Our build scripts build project one, and make the outputs available for project two. This includes generating Eclipse project files so that users of project two can check-out, build, and open eclipse for any branch of the project and it "just works".

There are other projects (including in different languages, e.g. Javascript) that also make use of the artefacts generated by project one.

The key benefit of this approach is that, when the data in project one changes, and the definitions of classes and enums in project one therefore change, project two reflects this change with compile-time errors, rather than run-time errors. The benefits of this in practice are absolutely enormous. There is a setup-cost, yes, but in our experience tools like JOOQ (which we use to generate the outputs of Project 1) have made us incredibly more productive than we used to be.

This is especially the case where we ship desktop, in-browser, and J2EE components and they all need to talk together.

Upvotes: 2

Views: 978

Answers (1)

Lukas Eder
Lukas Eder

Reputation: 220842

This won't be an exhaustive answer, as the question is a bit opinionated, but I can provide some authoritative background on the history of this feature in jOOQ:

Having read the JOOQ docs, I see that generating Enums was once a part of JOOQ, and then removed.

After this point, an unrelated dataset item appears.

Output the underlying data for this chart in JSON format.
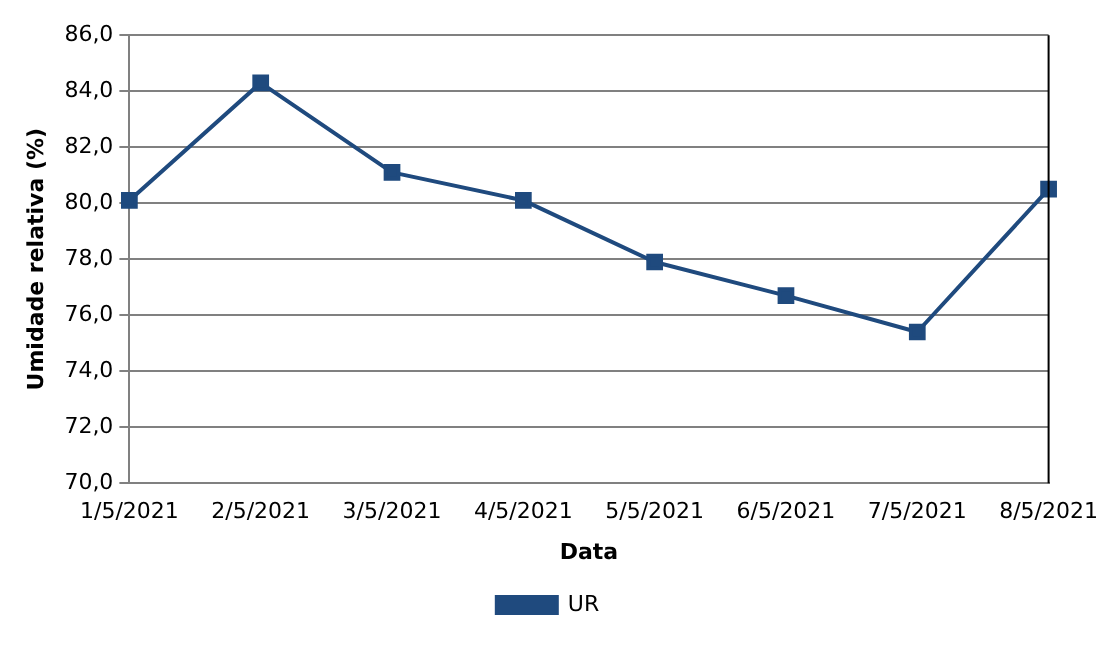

Yes, the reason for removal was precisely because the then-existing implementation was far from sophisticated enough to accommodate, for instance, your particular use-case.

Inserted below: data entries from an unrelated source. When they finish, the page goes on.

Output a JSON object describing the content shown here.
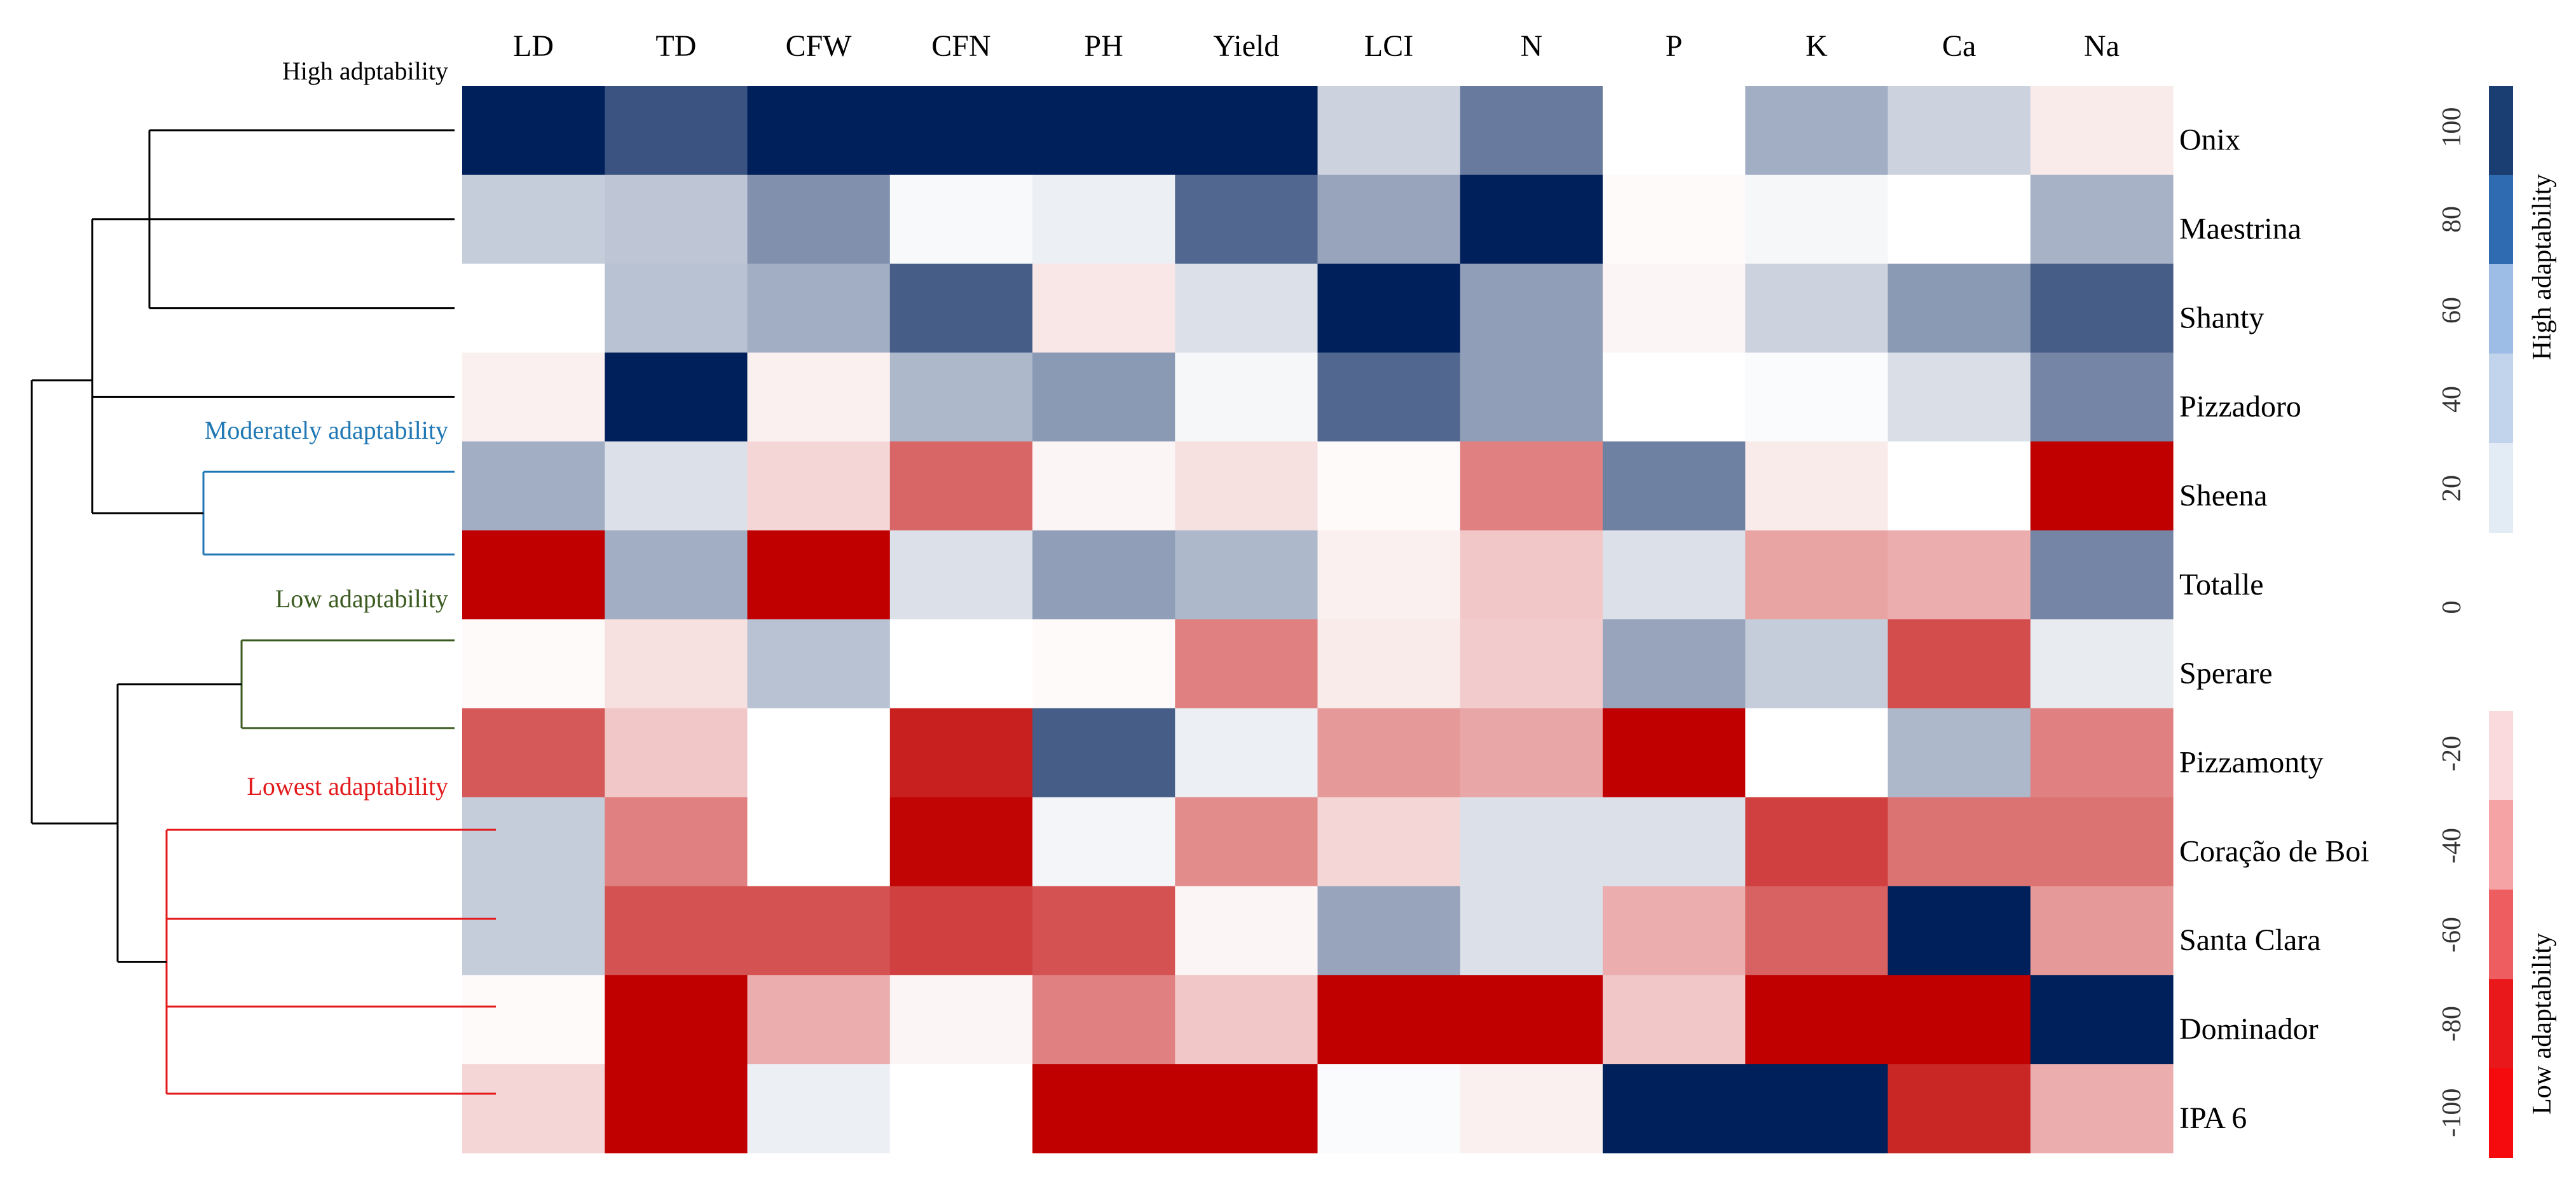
{
  "chart_data": {
    "type": "heatmap",
    "title": "",
    "columns": [
      "LD",
      "TD",
      "CFW",
      "CFN",
      "PH",
      "Yield",
      "LCI",
      "N",
      "P",
      "K",
      "Ca",
      "Na"
    ],
    "rows": [
      "Onix",
      "Maestrina",
      "Shanty",
      "Pizzadoro",
      "Sheena",
      "Totalle",
      "Sperare",
      "Pizzamonty",
      "Coração de Boi",
      "Santa Clara",
      "Dominador",
      "IPA 6"
    ],
    "values": [
      [
        110,
        85,
        110,
        110,
        110,
        110,
        22,
        65,
        0,
        40,
        22,
        -8
      ],
      [
        25,
        28,
        55,
        3,
        8,
        75,
        45,
        110,
        -2,
        4,
        0,
        38
      ],
      [
        0,
        30,
        40,
        80,
        -10,
        15,
        110,
        48,
        -4,
        22,
        50,
        80
      ],
      [
        -6,
        110,
        -6,
        35,
        50,
        4,
        75,
        48,
        0,
        2,
        16,
        60
      ],
      [
        40,
        15,
        -16,
        -60,
        -4,
        -12,
        -2,
        -50,
        62,
        -8,
        0,
        -100
      ],
      [
        -100,
        40,
        -100,
        15,
        48,
        35,
        -6,
        -22,
        15,
        -36,
        -32,
        60
      ],
      [
        -2,
        -12,
        30,
        0,
        -2,
        -50,
        -8,
        -20,
        45,
        25,
        -70,
        10
      ],
      [
        -65,
        -22,
        0,
        -88,
        80,
        8,
        -40,
        -35,
        -100,
        0,
        35,
        -50
      ],
      [
        25,
        -50,
        0,
        -98,
        5,
        -45,
        -16,
        15,
        15,
        -75,
        -55,
        -55
      ],
      [
        25,
        -68,
        -68,
        -75,
        -68,
        -4,
        45,
        15,
        -32,
        -62,
        110,
        -40
      ],
      [
        -2,
        -100,
        -32,
        -4,
        -50,
        -22,
        -100,
        -100,
        -22,
        -100,
        -100,
        110
      ],
      [
        -16,
        -100,
        8,
        0,
        -100,
        -100,
        2,
        -6,
        110,
        110,
        -85,
        -32
      ]
    ],
    "groups": [
      {
        "label": "High adptability",
        "color": "#000000"
      },
      {
        "label": "Moderately adaptability",
        "color": "#1f77b4"
      },
      {
        "label": "Low adaptability",
        "color": "#3a5a1f"
      },
      {
        "label": "Lowest adaptability",
        "color": "#e31a1c"
      }
    ],
    "legend": {
      "position": "right",
      "high_ticks": [
        "100",
        "80",
        "60",
        "40",
        "20"
      ],
      "zero_tick": "0",
      "low_ticks": [
        "-20",
        "-40",
        "-60",
        "-80",
        "-100"
      ],
      "high_label": "High adaptability",
      "low_label": "Low adaptability",
      "high_colors": [
        "#1a3e72",
        "#2e6bb0",
        "#9ebde6",
        "#c2d4ec",
        "#e3ebf5"
      ],
      "low_colors": [
        "#fadadd",
        "#f5a3a5",
        "#ee5d5f",
        "#e8181b",
        "#f50b0e"
      ]
    },
    "colors": {
      "positive": "#00205b",
      "negative": "#c00000",
      "neutral": "#ffffff",
      "dendrogram": "#000000"
    },
    "vmin": -100,
    "vmax": 110
  }
}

Code generation is a very ad-hoc "science" and it is extremely difficult to maintain a configuration API backwards compatibly, which can accommodate all the possible use-cases... For instance, the fact that you want to map parts of your master data onto packages, class names being constant, ordering custom is rather particular, not generic.

Furthermore, where should generated enums be referenced from? The original implementation replaced foreign keys (e.g. Integers) by enum references in the generated code. This might not at all be what you want in some cases, where you do want to join the master data in its raw form, not as a generated enum.

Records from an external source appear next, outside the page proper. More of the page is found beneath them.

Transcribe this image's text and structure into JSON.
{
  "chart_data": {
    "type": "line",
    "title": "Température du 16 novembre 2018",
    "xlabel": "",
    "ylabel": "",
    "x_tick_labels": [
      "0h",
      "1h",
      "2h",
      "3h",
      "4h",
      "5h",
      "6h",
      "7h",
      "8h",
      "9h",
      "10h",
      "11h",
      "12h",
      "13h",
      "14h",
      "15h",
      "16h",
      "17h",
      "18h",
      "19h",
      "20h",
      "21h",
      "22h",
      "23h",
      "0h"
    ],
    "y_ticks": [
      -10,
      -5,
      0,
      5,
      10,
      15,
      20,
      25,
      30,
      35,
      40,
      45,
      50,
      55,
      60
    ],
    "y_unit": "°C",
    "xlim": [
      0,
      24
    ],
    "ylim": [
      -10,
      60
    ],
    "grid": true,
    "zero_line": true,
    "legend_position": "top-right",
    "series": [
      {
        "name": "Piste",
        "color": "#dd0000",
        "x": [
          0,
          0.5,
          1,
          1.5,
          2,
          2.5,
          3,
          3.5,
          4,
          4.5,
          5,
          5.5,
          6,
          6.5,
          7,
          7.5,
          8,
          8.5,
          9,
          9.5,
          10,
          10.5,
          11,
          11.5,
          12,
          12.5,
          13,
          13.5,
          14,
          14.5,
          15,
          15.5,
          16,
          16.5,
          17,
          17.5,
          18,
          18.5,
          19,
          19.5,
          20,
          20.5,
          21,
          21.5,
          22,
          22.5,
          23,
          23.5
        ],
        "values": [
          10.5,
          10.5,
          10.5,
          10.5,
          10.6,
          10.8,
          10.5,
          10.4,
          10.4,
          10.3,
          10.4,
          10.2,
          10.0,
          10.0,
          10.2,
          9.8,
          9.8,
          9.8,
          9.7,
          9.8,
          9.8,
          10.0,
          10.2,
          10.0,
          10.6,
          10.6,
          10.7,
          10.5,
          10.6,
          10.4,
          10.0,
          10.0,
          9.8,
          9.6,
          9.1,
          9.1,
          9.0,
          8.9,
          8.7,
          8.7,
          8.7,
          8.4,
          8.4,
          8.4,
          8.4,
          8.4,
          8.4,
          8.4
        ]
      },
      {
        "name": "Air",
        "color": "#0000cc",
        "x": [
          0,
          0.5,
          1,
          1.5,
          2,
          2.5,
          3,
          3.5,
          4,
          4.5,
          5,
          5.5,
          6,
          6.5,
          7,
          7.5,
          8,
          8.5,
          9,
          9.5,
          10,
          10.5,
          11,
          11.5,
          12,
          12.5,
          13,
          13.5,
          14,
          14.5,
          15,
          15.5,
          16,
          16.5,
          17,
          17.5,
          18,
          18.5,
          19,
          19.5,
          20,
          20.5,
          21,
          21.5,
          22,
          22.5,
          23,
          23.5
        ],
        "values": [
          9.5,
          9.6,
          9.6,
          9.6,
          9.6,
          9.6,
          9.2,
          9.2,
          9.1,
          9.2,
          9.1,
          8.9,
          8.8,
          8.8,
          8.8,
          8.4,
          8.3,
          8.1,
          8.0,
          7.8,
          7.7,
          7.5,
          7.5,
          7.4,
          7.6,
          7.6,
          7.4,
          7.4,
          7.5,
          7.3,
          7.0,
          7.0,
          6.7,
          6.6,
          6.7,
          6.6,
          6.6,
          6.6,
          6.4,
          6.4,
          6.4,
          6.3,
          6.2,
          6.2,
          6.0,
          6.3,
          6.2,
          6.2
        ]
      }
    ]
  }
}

Long story short, this was an eagerly added feature in jOOQ 1.x, which was extremely hard to maintain during major internal refactorings that were needed to create jOOQ 3.x, which is why it was dropped.

I can't see the "obvious" way of doing what I want in JOOQ, but it's a pretty amazing library, so I'm guessing that there might be one.

Not out of the box. I'd recommend using a templating language like Velocity or Xtend and generate the code manually as part of your build. You could, in fact, even generate custom Converter or Binding implementations to bind your enums to the relevant referencing columns.